Angesichts dieser Entwicklung habe Kiew eine Reihe positiver Schritte unternommen, um der Epidemie zu begegnen, stellt der Bericht fest. So sei die entsprechende Gesetzgebung 1998 und 2001 um Klauseln zum Schutz der Rechte der Betroffenen ergänzt worden. Zudem sieht das ukrainische Aids-Gesetz Präventionsprogramme für Drogenabhängige, einschließlich der Einrichtung von Abgabestellen für Spritzen vor. Seit September 2005 laufen in sieben Städten Substitutionstherapie-Programme, die bis 2008 6.000 HIV-Infizierte erreichen sollen.

Zum 1. Januar dieses Jahres haben internationale Organisationen mit 100 Millionen Dollar den Kampf gegen Aids in der Ukraine unterstützt. Mit einem Teil dieser Mittel startete die ukrainische Nichtregierungsorganisation Internationale HIV/Aids-Allianz mit Hilfe der UN-Einrichtung „Globaler Fonds zum Kampf gegen Aids, Tuberkulose und Malaria“ ein Programm zur Antiretroviral-Therapie (ART), in dessen Rahmen zwischen April 2004 und Dezember 2005 2.600 Erkrankte behandelt wurden.

„Mit den Mitteln könnten aber schon 17.000 Erkrankte in ART-Therapie sein“, kritisiert Frieder Alberth von Connect plus e.V., die sich für die Unterstützung von Aids-Projekten in Osteuropa engagiert. Gründe für die mangelnde Effizienz der Internationalen HIV/Aids-Allianz, die die Gelder des Globalen Fonds im Land verteilt, sieht Alberth in einer überbordenden kostenintensiven Bürokratie, mangelnder Koordination sowie dem Umstand, dass Mitarbeiter staatlicher Stellen mittlerweile lukrative Beraterverträge mit besagter NGO hätten. Der Globale Fonds prüfe zu wenig, was an der Basis ankomme und gebe sich mit schönen Berichten zufrieden, so Alberth.

Doch mögliche Erfolge beim Anti-Aids-Kampf werden auch noch von anderer Stelle torpediert: einer völlig korrupten Polizei. Für die sind Infizierte, Drogenabhängige und Prostituierte eine bevorzugte Beute. So sind Verhaftungen von Drogenabhängigen und Prostituierten wegen des Besitzes von Spritzen und Drogen, die die Polizei ihren „Opfern“ nicht selten unterschiebt, sowie Misshandlungen auf den Revieren an der Tagesordnung. „Sie legten mir Handschellen an und schlugen mich überall. Dann wickelten sie mir ein Telefonkabel um den Penis und schlossen das Telefon an“, berichtet ein 46-Jähriger gegenüber HRW, den die Polizei an einer Spritzenabgabestelle festgenommen hatte. Derartige Zentren, die die Betroffenen zunehmend meiden, sind bevorzugte Einsatzorte der Polizei, um ihre Quote zu erfüllen und den vermeintlichen Delinquenten Informationen und Geld abzupressen.

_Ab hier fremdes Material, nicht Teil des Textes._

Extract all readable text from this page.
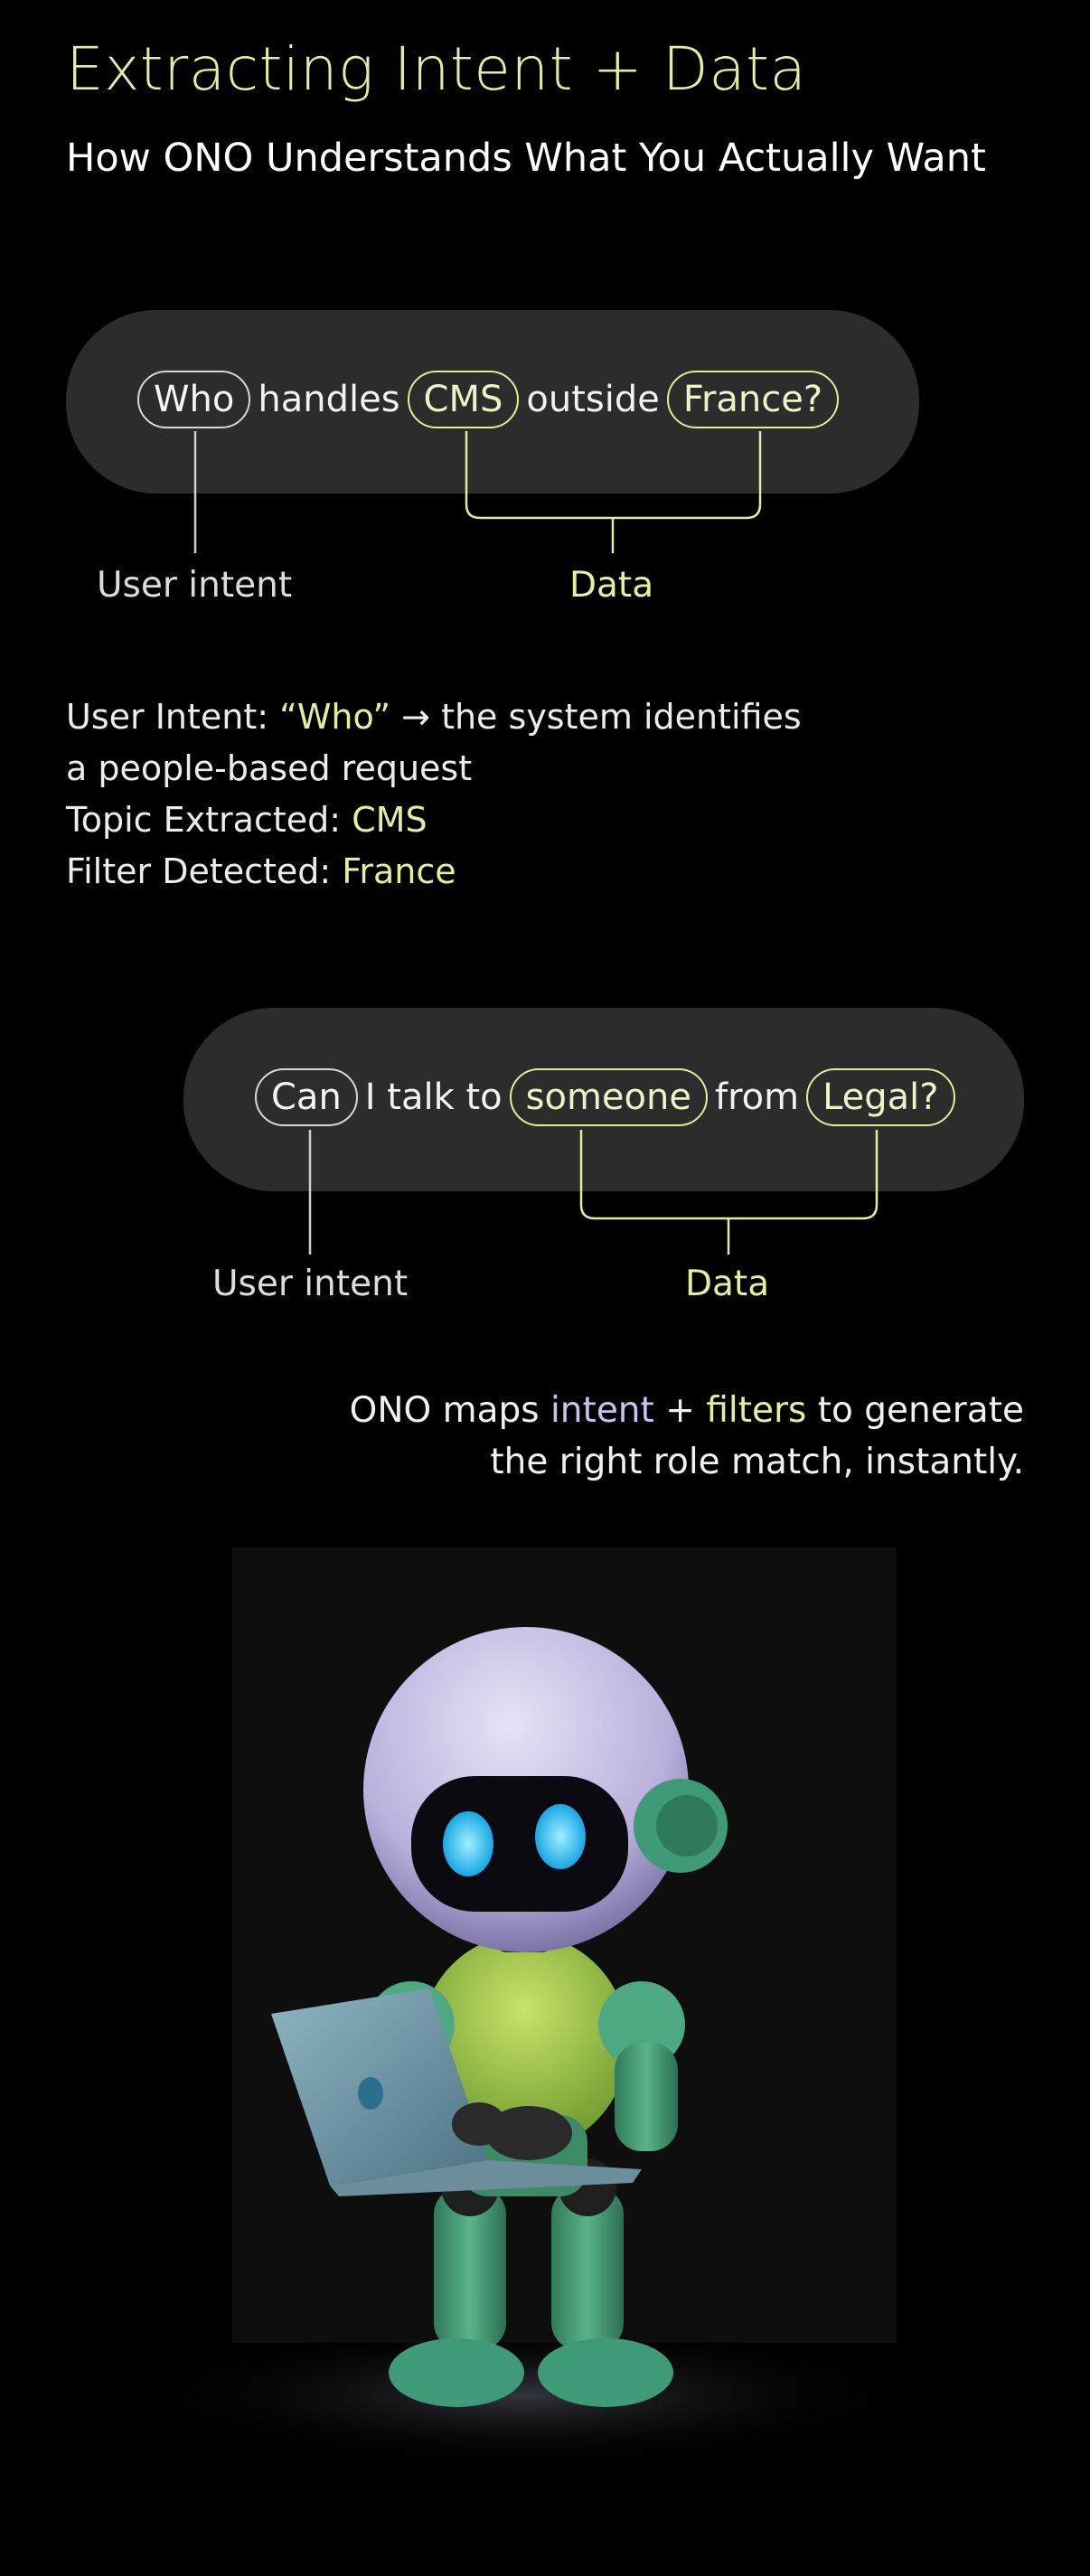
Extracting Intent + Data
How ONO Understands What You Actually Want
Who handles CMS outside France?
User intent	Data
User Intent: “Who” → the system identifies
a people-based request
Topic Extracted: CMS
Filter Detected: France
Can I talk to someone from Legal?
User intent	Data
ONO maps intent + filters to generate
the right role match, instantly.
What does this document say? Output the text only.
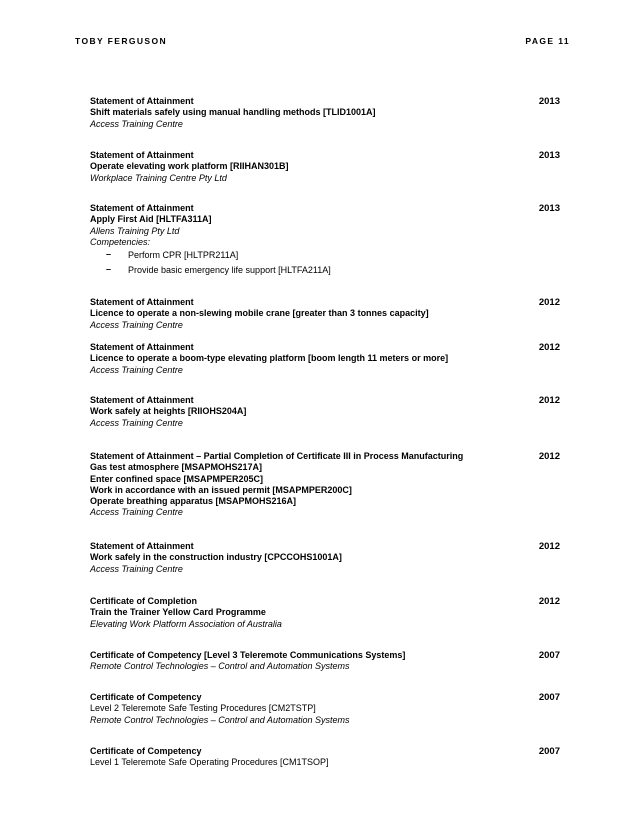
TOBY FERGUSON	PAGE 11
Statement of Attainment
Shift materials safely using manual handling methods [TLID1001A]
Access Training Centre
2013
Statement of Attainment
Operate elevating work platform [RIIHAN301B]
Workplace Training Centre Pty Ltd
2013
Statement of Attainment
Apply First Aid [HLTFA311A]
Allens Training Pty Ltd
Competencies:
– Perform CPR [HLTPR211A]
– Provide basic emergency life support [HLTFA211A]
2013
Statement of Attainment
Licence to operate a non-slewing mobile crane [greater than 3 tonnes capacity]
Access Training Centre
2012
Statement of Attainment
Licence to operate a boom-type elevating platform [boom length 11 meters or more]
Access Training Centre
2012
Statement of Attainment
Work safely at heights [RIIOHS204A]
Access Training Centre
2012
Statement of Attainment – Partial Completion of Certificate III in Process Manufacturing
Gas test atmosphere [MSAPMOHS217A]
Enter confined space [MSAPMPER205C]
Work in accordance with an issued permit [MSAPMPER200C]
Operate breathing apparatus [MSAPMOHS216A]
Access Training Centre
2012
Statement of Attainment
Work safely in the construction industry [CPCCOHS1001A]
Access Training Centre
2012
Certificate of Completion
Train the Trainer Yellow Card Programme
Elevating Work Platform Association of Australia
2012
Certificate of Competency [Level 3 Teleremote Communications Systems]
Remote Control Technologies – Control and Automation Systems
2007
Certificate of Competency
Level 2 Teleremote Safe Testing Procedures [CM2TSTP]
Remote Control Technologies – Control and Automation Systems
2007
Certificate of Competency
Level 1 Teleremote Safe Operating Procedures [CM1TSOP]
2007
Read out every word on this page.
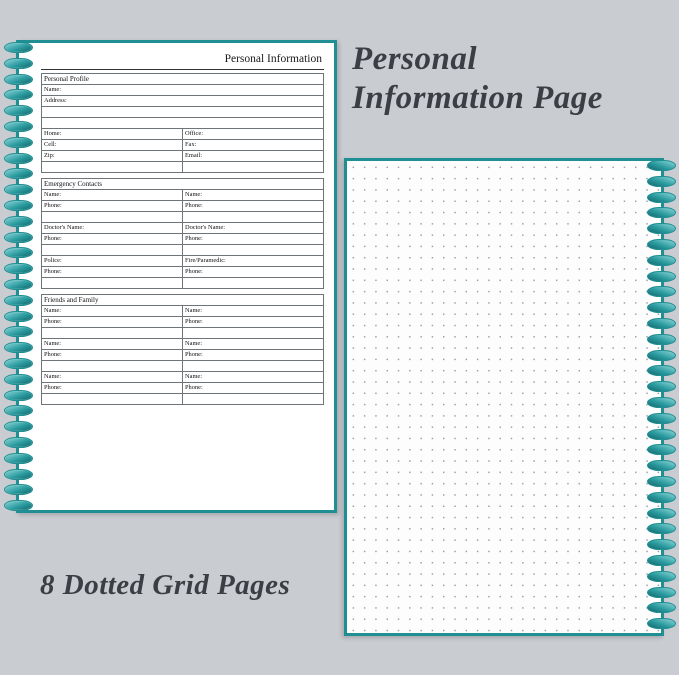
Personal
Information Page
8 Dotted Grid Pages
Personal Information
Personal Profile	
Name:	
Address:	

Home:	Office:
Cell:	Fax:
Zip:	Email:

Emergency Contacts	
Name:	Name:
Phone:	Phone:

Doctor's Name:	Doctor's Name:
Phone:	Phone:

Police:	Fire/Paramedic:
Phone:	Phone:

Friends and Family	
Name:	Name:
Phone:	Phone:

Name:	Name:
Phone:	Phone:

Name:	Name:
Phone:	Phone:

Doch nicht nur Ordnungshüter machen sich der Rechtsverletzungen schuldig. So listet HRW zahlreiche Fälle auf, in denen Ärzte HIV/Aids-Erkrankten Hilfe und Behandlung verweigerten oder allenfalls gegen horrende Gebühren gewähren.

Eine der Forderungen von HRW an die ukrainische Regierung lautet, die unrechtmäßige Anwendung von Gewalt und Folter durch die Polizei und anderen Staatsbediensteten gegenüber Drogenabhängigen und Prostituierten unverzüglichen einzustellen. Dies dürfte trotz Orangener Revolution vorerst ein frommer Wunsch bleiben.